Mexican Americans helped create new sporting ties between Mexico and the United States, as they became involved in sports such as baseball as part of Americanization efforts of the time; these transnational activities sometimes involved the diaspora playing in the border states, as well as the unique instance of the Tecolotes de los Dos Laredos becoming the only Mexican League baseball team to operate on both sides of the border. Lucha libre, comparable to but diverging from contemporary professional American wrestling, grew from the 1940s onward. Boxing also became an important symbol of Mexicanness after initially being perceived as foreign during the Porfiriato, being imported from the Anglophone world and then feeding into Mexican ambitions for international repute.
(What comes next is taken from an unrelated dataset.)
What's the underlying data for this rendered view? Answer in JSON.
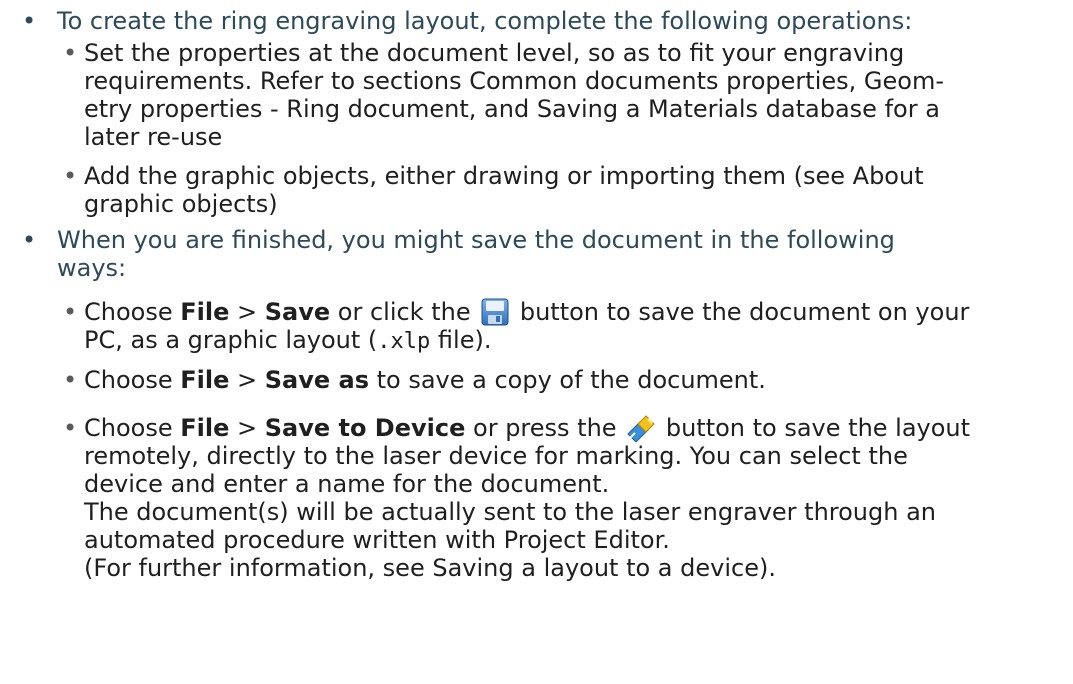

Volleyball gained popularity in Mexico in the mid-20th century, with both beach and indoor volleyball becoming widespread. Mexico has produced strong national teams in both disciplines, particularly excelling in women’s volleyball.

== 21st century ==
Mexicans have become more involved in the American Major League Baseball (MLB), with racial hostilities against them having faded away. In 1999, MLB allowed Mexicans to vote for the All-Star players for the first time, giving them 6% of the ballots. The growth of soccer in the United States, aided by Mexican migration, has also seen greater transnational ties in that sport.